Tanjungpiang – Gubernur Kepulauan Riau Ansar Ahmad mengungkapkan bahwa tingginya angka pengangguran terbuka di Kepri salah satunya dipengaruhi oleh banyaknya pencari kerja yang datang dari luar daerah.
Hal ini disampaikan Ansar saat menghadiri Musyawarah Provinsi (Musprov) VI Ikatan Nasional Konsultan Indonesia (Inkindo) Kepri di Aston Hotel Tanjungpinang, Sabtu (11/10/2025).
Menurutnya, Kepri memiliki banyak daya tarik bagi para pencari kerja, baik dari dalam maupun luar daerah. Selain lokasinya yang strategis di jalur pelayaran internasional, Kepri juga memiliki kawasan perdagangan bebas (Free Trade Zone/FTZ) di Batam, Bintan, dan Karimun.
“Batam, misalnya, seluruh wilayahnya termasuk dalam kawasan FTZ. Itu sebabnya banyak investor masuk, dan otomatis para pencari kerja juga datang dari berbagai daerah,” jelas Ansar.
Namun, derasnya arus tenaga kerja dari luar daerah juga membawa tantangan tersendiri. Banyak dari mereka belum memiliki keterampilan yang sesuai dengan kebutuhan industri di Kepri, sehingga berpengaruh terhadap tingkat pengangguran terbuka (TPT) di provinsi ini.
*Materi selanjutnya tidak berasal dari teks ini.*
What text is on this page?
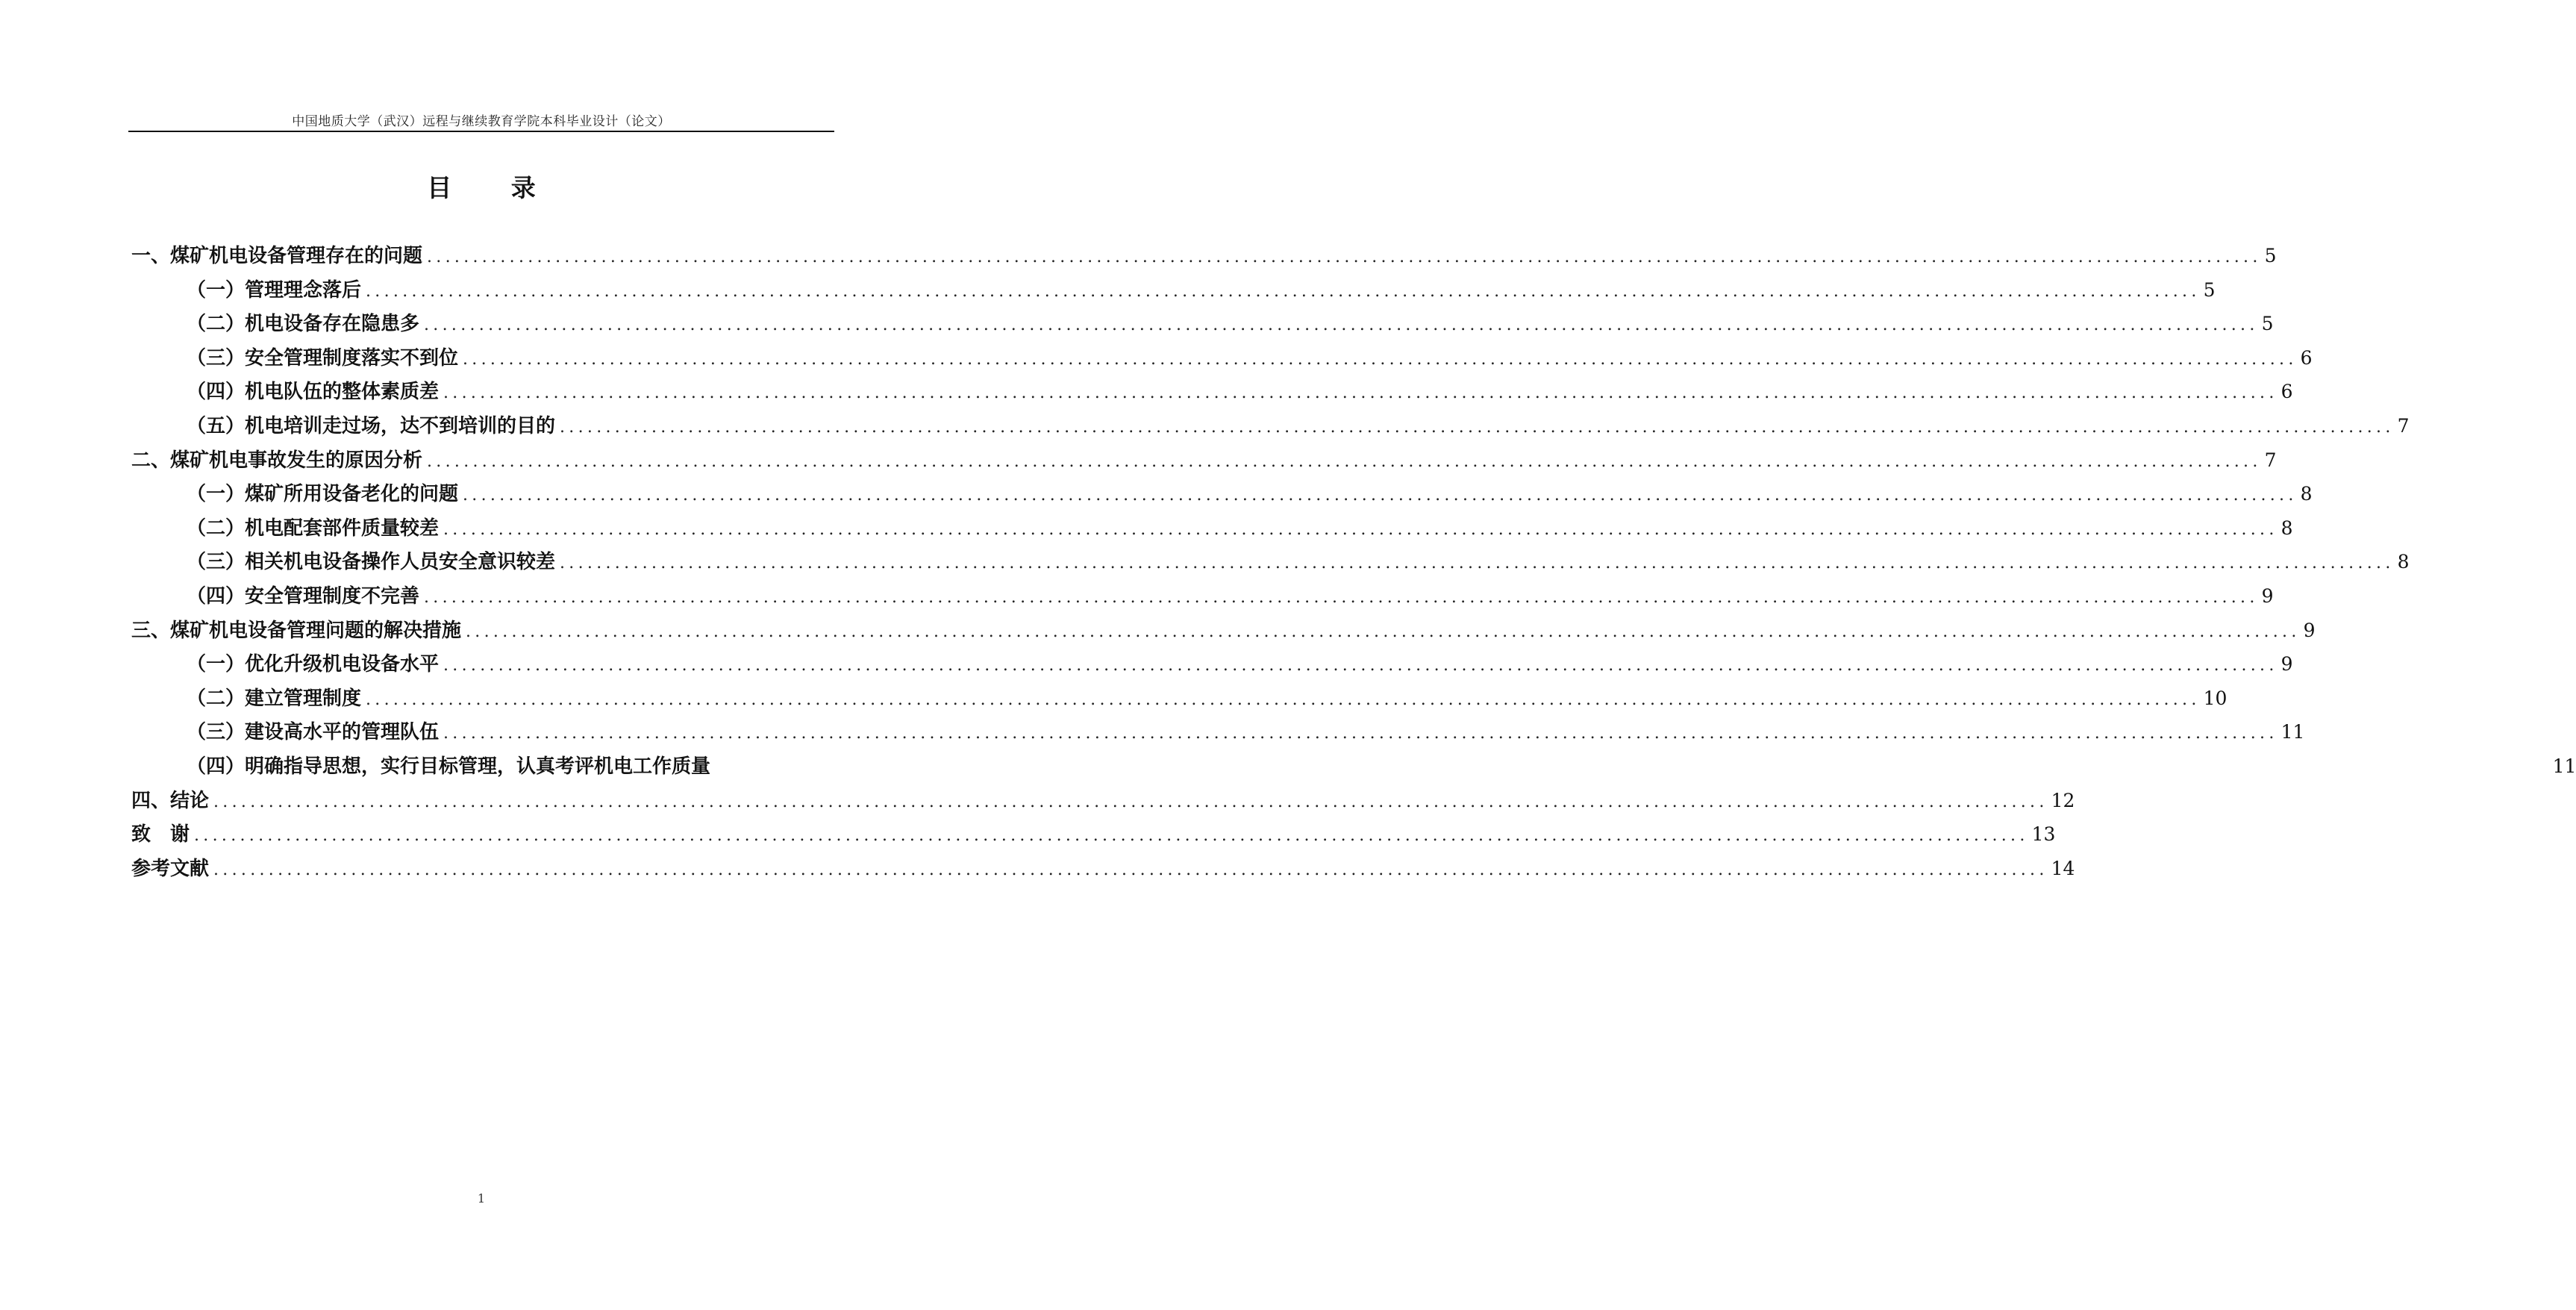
中国地质大学（武汉）远程与继续教育学院本科毕业设计（论文）
目 录
一、煤矿机电设备管理存在的问题 ........................................................................................................................................................................................................ 5
（一）管理理念落后 ........................................................................................................................................................................................................ 5
（二）机电设备存在隐患多 ........................................................................................................................................................................................................ 5
（三）安全管理制度落实不到位 ........................................................................................................................................................................................................ 6
（四）机电队伍的整体素质差 ........................................................................................................................................................................................................ 6
（五）机电培训走过场，达不到培训的目的 ........................................................................................................................................................................................................ 7
二、煤矿机电事故发生的原因分析 ........................................................................................................................................................................................................ 7
（一）煤矿所用设备老化的问题 ........................................................................................................................................................................................................ 8
（二）机电配套部件质量较差 ........................................................................................................................................................................................................ 8
（三）相关机电设备操作人员安全意识较差 ........................................................................................................................................................................................................ 8
（四）安全管理制度不完善 ........................................................................................................................................................................................................ 9
三、煤矿机电设备管理问题的解决措施 ........................................................................................................................................................................................................ 9
（一）优化升级机电设备水平 ........................................................................................................................................................................................................ 9
（二）建立管理制度 ........................................................................................................................................................................................................ 10
（三）建设高水平的管理队伍 ........................................................................................................................................................................................................ 11
（四）明确指导思想，实行目标管理，认真考评机电工作质量	11
四、结论 ........................................................................................................................................................................................................ 12
致　谢 ........................................................................................................................................................................................................ 13
参考文献 ........................................................................................................................................................................................................ 14
1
“Banyak yang datang dengan harapan dapat pekerjaan, tapi belum siap secara kompetensi. Ini yang perlu kita benahi,” kata Ansar.
Ia menilai perlunya aturan yang lebih jelas terkait arus masuk tenaga kerja, bukan untuk membatasi, tapi memastikan mereka yang datang benar-benar siap bersaing.
“Kita ingin pertumbuhan ekonomi seimbang dengan ketersediaan tenaga kerja yang kompeten,” tambahnya.
Kepala Dinas Tenaga Kerja dan Transmigrasi Kepri, Diky Wijaya, menilai ada ambiguitas dalam data TPT yang menempatkan Kepri sebagai provinsi dengan pengangguran tertinggi kedua di Indonesia (6,6 persen setelah Papua).
Menurut Diky, angka itu tidak sepenuhnya menggambarkan kondisi sebenarnya. Kepri justru memiliki kebutuhan tenaga kerja yang besar, terutama karena banyaknya perusahaan asing dan dalam negeri yang beroperasi.
“Kepri punya 26 ribu perusahaan PMA dan PMDN di 23 kawasan industri. Jadi sebenarnya kebutuhan tenaga kerja kita tinggi,” ujarnya.
Diky menambahkan, posisi geografis Kepri yang strategis juga menjadikannya magnet bagi pencari kerja dari berbagai daerah.
“Kepri ini seperti gula, manis dan banyak semut datang. Jadi wajar kalau arus pencari kerja tinggi,” katanya.
Data Badan Pusat Statistik (BPS) menunjukkan, angka TPT Kepri terus menurun selama tiga tahun terakhir. Pada Februari 2023, TPT tercatat 7,61 persen dan turun menjadi 6,89 persen pada Februari 2025.
Secara jumlah, pengangguran turun dari 84,23 ribu orang menjadi 75,21 ribu orang dalam periode yang sama.
Penurunan terjadi di seluruh kabupaten/kota, termasuk Batam, Karimun, Tanjungpinang, Bintan, Natuna, Lingga, dan Kepulauan Anambas.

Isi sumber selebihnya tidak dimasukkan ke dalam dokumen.